Figure 6. Lipid profiles of fetal RBCs following Intralipid infusion

Relative concentrations of lipids within fetal RBCs were determined by LC-MS. Following intravenous Intralipid (n=11), 37 of the 163 detected lipid species were elevated, and 15 were depressed compared with controls (n=11). Univariate analysis was performed in a linear mixed model 2 × 3 approach (experimental groups by time points) with individual fetus as a random effect (data from days 0 and 4 are in the supplement). All main effects and interaction terms are adjusted for multiple comparisons using the Benjamini and Hochberg false discovery rate correction.

Figure 7. Fetal liver function panel results following Intralipid infusion

Top: A panel of substances indicative of liver health were measured in fetal plasma on the terminal day. Liver damage may be indicated by elevated bilirubin, alkaline phosphatase, and aspartate aminotransferase, and by reduced albumin and globulin. Number for control females = 7, males = 4; Intralipid females = 4, males = 7. Individual data points shown with bar representing mean (sexes combined). Two-way ANOVA (between factors by treatment and sex). For complete statistical analysis, see Table 2. Bottom: Representative livers from a control (left) and an Intralipid-infused (right) fetus. Each square is 1 cm.

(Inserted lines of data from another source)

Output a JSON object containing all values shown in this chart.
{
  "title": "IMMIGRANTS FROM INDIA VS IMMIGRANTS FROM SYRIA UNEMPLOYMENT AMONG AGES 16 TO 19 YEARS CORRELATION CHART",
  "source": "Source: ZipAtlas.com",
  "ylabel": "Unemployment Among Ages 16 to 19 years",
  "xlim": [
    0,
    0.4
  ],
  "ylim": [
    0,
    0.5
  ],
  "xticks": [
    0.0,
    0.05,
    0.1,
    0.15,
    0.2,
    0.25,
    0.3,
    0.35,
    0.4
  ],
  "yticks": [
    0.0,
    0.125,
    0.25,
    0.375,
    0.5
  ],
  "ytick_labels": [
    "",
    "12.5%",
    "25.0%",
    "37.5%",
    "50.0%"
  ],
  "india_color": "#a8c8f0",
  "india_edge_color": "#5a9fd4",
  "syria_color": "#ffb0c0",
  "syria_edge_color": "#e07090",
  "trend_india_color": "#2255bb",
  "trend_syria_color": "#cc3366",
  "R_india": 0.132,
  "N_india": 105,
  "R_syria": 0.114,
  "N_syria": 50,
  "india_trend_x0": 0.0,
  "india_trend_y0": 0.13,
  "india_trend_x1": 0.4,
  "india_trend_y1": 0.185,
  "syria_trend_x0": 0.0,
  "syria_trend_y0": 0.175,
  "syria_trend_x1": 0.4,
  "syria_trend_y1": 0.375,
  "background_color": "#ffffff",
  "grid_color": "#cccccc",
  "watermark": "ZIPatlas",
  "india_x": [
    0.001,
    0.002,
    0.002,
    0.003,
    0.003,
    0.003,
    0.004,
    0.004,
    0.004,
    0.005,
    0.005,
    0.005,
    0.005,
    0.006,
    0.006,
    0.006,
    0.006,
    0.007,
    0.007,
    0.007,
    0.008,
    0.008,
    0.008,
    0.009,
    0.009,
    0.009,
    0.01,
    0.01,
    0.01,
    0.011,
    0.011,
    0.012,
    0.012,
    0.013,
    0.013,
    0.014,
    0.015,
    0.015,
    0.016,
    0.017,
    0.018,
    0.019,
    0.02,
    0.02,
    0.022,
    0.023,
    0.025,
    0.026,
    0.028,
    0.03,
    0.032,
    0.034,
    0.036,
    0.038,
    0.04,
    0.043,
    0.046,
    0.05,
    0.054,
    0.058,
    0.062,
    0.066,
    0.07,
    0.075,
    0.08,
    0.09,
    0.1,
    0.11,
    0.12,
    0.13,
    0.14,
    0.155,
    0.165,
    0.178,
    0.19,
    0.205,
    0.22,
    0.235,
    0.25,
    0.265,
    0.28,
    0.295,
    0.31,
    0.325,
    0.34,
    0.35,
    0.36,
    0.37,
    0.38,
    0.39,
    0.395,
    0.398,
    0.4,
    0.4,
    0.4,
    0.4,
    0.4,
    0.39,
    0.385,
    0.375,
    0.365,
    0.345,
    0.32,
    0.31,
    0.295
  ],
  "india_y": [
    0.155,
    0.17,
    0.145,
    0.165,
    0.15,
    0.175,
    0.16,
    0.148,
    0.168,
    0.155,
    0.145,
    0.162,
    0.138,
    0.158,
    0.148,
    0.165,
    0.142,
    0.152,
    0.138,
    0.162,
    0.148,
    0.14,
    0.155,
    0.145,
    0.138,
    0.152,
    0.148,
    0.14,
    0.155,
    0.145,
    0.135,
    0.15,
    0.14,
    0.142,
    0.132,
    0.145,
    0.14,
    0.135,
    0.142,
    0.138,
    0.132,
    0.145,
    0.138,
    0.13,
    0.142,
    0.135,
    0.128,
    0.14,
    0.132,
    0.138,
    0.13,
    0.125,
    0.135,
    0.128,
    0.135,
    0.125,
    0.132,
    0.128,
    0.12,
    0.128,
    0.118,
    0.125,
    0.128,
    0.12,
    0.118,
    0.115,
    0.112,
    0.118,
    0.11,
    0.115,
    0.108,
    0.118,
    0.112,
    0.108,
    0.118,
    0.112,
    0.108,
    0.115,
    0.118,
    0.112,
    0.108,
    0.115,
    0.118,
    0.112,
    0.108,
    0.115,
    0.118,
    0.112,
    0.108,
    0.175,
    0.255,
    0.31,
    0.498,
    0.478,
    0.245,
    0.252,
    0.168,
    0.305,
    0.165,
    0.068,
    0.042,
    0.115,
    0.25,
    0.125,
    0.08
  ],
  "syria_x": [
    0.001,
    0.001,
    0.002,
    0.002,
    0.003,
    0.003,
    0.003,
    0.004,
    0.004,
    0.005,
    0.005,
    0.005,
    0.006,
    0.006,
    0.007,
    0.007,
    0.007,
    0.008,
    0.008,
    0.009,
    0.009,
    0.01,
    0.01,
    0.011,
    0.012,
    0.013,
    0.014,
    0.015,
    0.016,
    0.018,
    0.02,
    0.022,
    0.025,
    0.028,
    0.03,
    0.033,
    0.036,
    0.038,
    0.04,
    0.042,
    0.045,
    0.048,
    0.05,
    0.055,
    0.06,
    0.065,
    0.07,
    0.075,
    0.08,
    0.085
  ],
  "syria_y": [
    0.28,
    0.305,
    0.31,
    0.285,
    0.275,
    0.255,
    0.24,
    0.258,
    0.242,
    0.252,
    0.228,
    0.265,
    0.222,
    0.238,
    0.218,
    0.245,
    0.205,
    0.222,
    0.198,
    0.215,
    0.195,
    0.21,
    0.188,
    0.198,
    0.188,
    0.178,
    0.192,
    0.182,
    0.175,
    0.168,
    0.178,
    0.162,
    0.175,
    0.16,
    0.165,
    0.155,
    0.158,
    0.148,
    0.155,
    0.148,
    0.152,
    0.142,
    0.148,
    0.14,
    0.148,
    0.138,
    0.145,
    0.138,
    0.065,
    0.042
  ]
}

Figure 8. Oil Red O staining in fetal tissues

Accumulated neutral lipids and lipid droplets within parenchymal cells were stained with Oil Red O in fetal liver, lung, heart, and placental tissues. Raw and median values are shown. Number for control females = 7, males = 4; Intralipid females = 4, males = 7. Treatment effect was visually assessed by sex prior to analysis by Mann–Whitney test.